Los Angeles : Un monument en l’honneur des 20.000 femmes noires et latino stérilisées de force dans les années 1960

La Californie a stérilisé de force plus de 20.000 femmes avant que la loi autorisant cette pratique soit abrogée en 1979. Et il aura fallu attendre encore jusqu’en août 2021, pour que l’État reconnaisse l’horreur de cette politique prétendant lutter contre la pauvreté et sa responsabilité. Pendant des années, la stérilisation a principalement visé les Noires et les Latino-américaines. Au sexisme s’ajoutait le racisme. Souvent, il suffisait d’expliquer qu’une jeune femme était «de petite vertu» pour qu’elle se retrouve opérée.

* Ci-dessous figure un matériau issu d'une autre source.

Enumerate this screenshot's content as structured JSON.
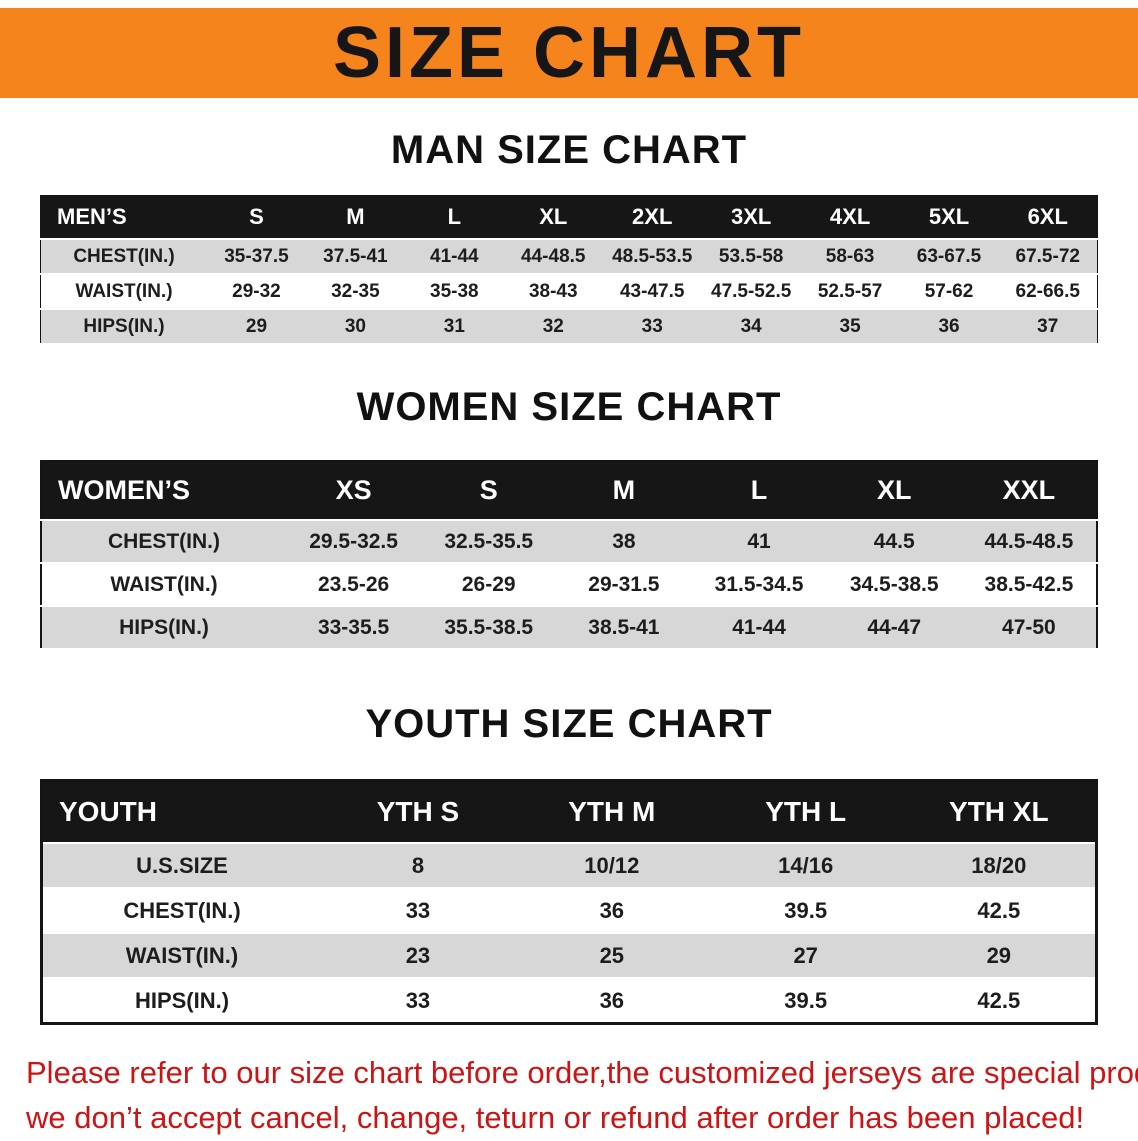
{
  "banner": {
    "title": "SIZE CHART",
    "bg_color": "#f6841c",
    "text_color": "#161616"
  },
  "colors": {
    "table_header_bg": "#161616",
    "table_header_text": "#ffffff",
    "row_alt_gray": "#d7d7d7",
    "footer_text_red": "#cc1414"
  },
  "sections": [
    {
      "heading": "MAN SIZE CHART",
      "table": {
        "header": [
          "MEN’S",
          "S",
          "M",
          "L",
          "XL",
          "2XL",
          "3XL",
          "4XL",
          "5XL",
          "6XL"
        ],
        "rows": [
          [
            "CHEST(IN.)",
            "35-37.5",
            "37.5-41",
            "41-44",
            "44-48.5",
            "48.5-53.5",
            "53.5-58",
            "58-63",
            "63-67.5",
            "67.5-72"
          ],
          [
            "WAIST(IN.)",
            "29-32",
            "32-35",
            "35-38",
            "38-43",
            "43-47.5",
            "47.5-52.5",
            "52.5-57",
            "57-62",
            "62-66.5"
          ],
          [
            "HIPS(IN.)",
            "29",
            "30",
            "31",
            "32",
            "33",
            "34",
            "35",
            "36",
            "37"
          ]
        ]
      }
    },
    {
      "heading": "WOMEN SIZE CHART",
      "table": {
        "header": [
          "WOMEN’S",
          "XS",
          "S",
          "M",
          "L",
          "XL",
          "XXL"
        ],
        "rows": [
          [
            "CHEST(IN.)",
            "29.5-32.5",
            "32.5-35.5",
            "38",
            "41",
            "44.5",
            "44.5-48.5"
          ],
          [
            "WAIST(IN.)",
            "23.5-26",
            "26-29",
            "29-31.5",
            "31.5-34.5",
            "34.5-38.5",
            "38.5-42.5"
          ],
          [
            "HIPS(IN.)",
            "33-35.5",
            "35.5-38.5",
            "38.5-41",
            "41-44",
            "44-47",
            "47-50"
          ]
        ]
      }
    },
    {
      "heading": "YOUTH SIZE CHART",
      "table": {
        "header": [
          "YOUTH",
          "YTH S",
          "YTH M",
          "YTH L",
          "YTH XL"
        ],
        "rows": [
          [
            "U.S.SIZE",
            "8",
            "10/12",
            "14/16",
            "18/20"
          ],
          [
            "CHEST(IN.)",
            "33",
            "36",
            "39.5",
            "42.5"
          ],
          [
            "WAIST(IN.)",
            "23",
            "25",
            "27",
            "29"
          ],
          [
            "HIPS(IN.)",
            "33",
            "36",
            "39.5",
            "42.5"
          ]
        ]
      }
    }
  ],
  "footer_note": {
    "line1": "Please refer to our size chart before order,the customized jerseys are special products,",
    "line2": "we don’t accept cancel, change, teturn or refund after order has been placed!"
  }
}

Avec une œuvre inaugurée cet été, l’artiste Phung Huynh a tenu à rendre hommage aux milliers de victimes. L’installation artistique pèse quasiment trois tonnes et est baptisée Sobrevivir (Survival). Elle est composée de 21 panneaux d’acier formant un disque de 6,5 mètres de diamètre, avec une gravure représentant les mains de Vierge de Guadalupe (la Vierge qui serait apparue à un indigène en 1531). Feuillages et roses complètent le décor, s’inspirant des motifs du vêtement mexicain huipil. La structure a été installée dans la cour de LAC + USC Hôpital, où ont eu lieu des milliers de ces stérilisations.

Sobrevivir (Survival) est une œuvre massive en acier composée de 21 panneaux formant un disque de 6,5 mètres de diamètre, avec une gravure des mains de la Vierge de Guadalupe.

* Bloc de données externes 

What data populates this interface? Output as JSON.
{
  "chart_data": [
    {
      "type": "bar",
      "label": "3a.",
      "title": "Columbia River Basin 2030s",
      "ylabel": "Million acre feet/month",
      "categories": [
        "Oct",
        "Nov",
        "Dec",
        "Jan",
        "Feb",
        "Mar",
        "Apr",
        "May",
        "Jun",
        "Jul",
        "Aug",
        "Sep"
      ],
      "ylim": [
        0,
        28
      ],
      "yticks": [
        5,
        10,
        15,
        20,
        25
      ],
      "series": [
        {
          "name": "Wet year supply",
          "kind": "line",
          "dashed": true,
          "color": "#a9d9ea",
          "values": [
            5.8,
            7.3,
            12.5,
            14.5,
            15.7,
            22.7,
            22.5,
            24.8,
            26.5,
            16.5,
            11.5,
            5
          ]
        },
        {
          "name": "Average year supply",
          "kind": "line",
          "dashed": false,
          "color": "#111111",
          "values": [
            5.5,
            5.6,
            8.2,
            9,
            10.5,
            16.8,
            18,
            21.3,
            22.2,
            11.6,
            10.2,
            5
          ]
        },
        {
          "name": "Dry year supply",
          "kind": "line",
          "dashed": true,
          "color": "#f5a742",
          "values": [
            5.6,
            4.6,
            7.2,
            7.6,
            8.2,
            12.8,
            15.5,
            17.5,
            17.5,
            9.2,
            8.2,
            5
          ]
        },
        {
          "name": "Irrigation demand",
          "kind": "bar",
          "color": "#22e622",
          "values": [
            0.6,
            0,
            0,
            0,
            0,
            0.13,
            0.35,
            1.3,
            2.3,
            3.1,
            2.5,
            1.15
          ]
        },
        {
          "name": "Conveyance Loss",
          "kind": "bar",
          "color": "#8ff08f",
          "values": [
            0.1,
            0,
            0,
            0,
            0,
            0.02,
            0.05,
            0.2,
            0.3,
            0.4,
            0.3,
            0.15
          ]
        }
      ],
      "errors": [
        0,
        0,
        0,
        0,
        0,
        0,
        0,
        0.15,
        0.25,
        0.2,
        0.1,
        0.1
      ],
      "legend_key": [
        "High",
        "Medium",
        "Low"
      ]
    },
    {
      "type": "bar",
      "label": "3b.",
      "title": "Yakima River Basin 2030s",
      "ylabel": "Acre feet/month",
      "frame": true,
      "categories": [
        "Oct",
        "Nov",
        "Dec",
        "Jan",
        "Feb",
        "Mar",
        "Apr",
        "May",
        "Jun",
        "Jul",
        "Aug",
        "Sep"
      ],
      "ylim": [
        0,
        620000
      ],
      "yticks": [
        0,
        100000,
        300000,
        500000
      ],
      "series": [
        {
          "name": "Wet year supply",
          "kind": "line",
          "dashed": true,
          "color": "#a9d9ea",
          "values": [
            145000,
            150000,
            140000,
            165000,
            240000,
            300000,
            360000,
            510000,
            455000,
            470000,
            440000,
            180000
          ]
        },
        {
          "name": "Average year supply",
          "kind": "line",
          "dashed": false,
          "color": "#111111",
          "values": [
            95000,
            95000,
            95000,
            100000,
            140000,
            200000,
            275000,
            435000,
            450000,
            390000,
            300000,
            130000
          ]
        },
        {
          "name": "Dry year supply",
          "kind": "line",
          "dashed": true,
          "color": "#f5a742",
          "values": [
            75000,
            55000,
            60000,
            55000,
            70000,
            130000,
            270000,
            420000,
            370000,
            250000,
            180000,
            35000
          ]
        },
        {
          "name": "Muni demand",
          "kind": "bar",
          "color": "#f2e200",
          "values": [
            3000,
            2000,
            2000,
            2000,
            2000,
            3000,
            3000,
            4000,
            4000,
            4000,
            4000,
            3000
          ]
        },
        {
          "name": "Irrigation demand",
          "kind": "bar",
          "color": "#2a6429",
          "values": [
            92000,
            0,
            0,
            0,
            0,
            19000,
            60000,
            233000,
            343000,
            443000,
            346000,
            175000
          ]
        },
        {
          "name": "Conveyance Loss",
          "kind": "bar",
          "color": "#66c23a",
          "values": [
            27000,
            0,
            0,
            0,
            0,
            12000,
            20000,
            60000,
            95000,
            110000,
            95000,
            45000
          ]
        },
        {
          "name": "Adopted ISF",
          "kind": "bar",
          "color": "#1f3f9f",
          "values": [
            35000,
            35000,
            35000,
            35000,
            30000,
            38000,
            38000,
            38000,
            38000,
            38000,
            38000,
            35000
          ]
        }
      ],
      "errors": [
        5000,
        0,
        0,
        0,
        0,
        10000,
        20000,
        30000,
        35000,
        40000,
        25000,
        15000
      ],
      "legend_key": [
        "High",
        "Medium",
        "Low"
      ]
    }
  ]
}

La pièce dispose d’un éclairage placé sous la sculpture qui illumine une forme de «poème collectif», a déclaré Phung Huynh. On peut y lire «je ressens beaucoup de tristesse à l’intérieur», «ma chanson est terminée» ou encore «si tu parles anglais, ils te traitent d’une façon. Si tu ne parles pas anglais, ils te traitent d’une autre façon.»

Je ressens beaucoup de tristesse à l’intérieur» – Phung Huynh

Cette sculpture rappelle également le courage des dix femmes latino-américaines de la classe ouvrière qui ont intenté un recours collectif contre le centre médical. Elles avaient témoigné à l’époque les tromperies employées par le personnel médical pour obtenir des formulaires de consentement à la stérilisation. L’affaire, connue sous le nom de Madrigal v. Quilligan, a contribué à établir les dispositifs garantissant la sécurité des soins maternels et les garde-fous protégeant les droits des femmes aux États-Unis.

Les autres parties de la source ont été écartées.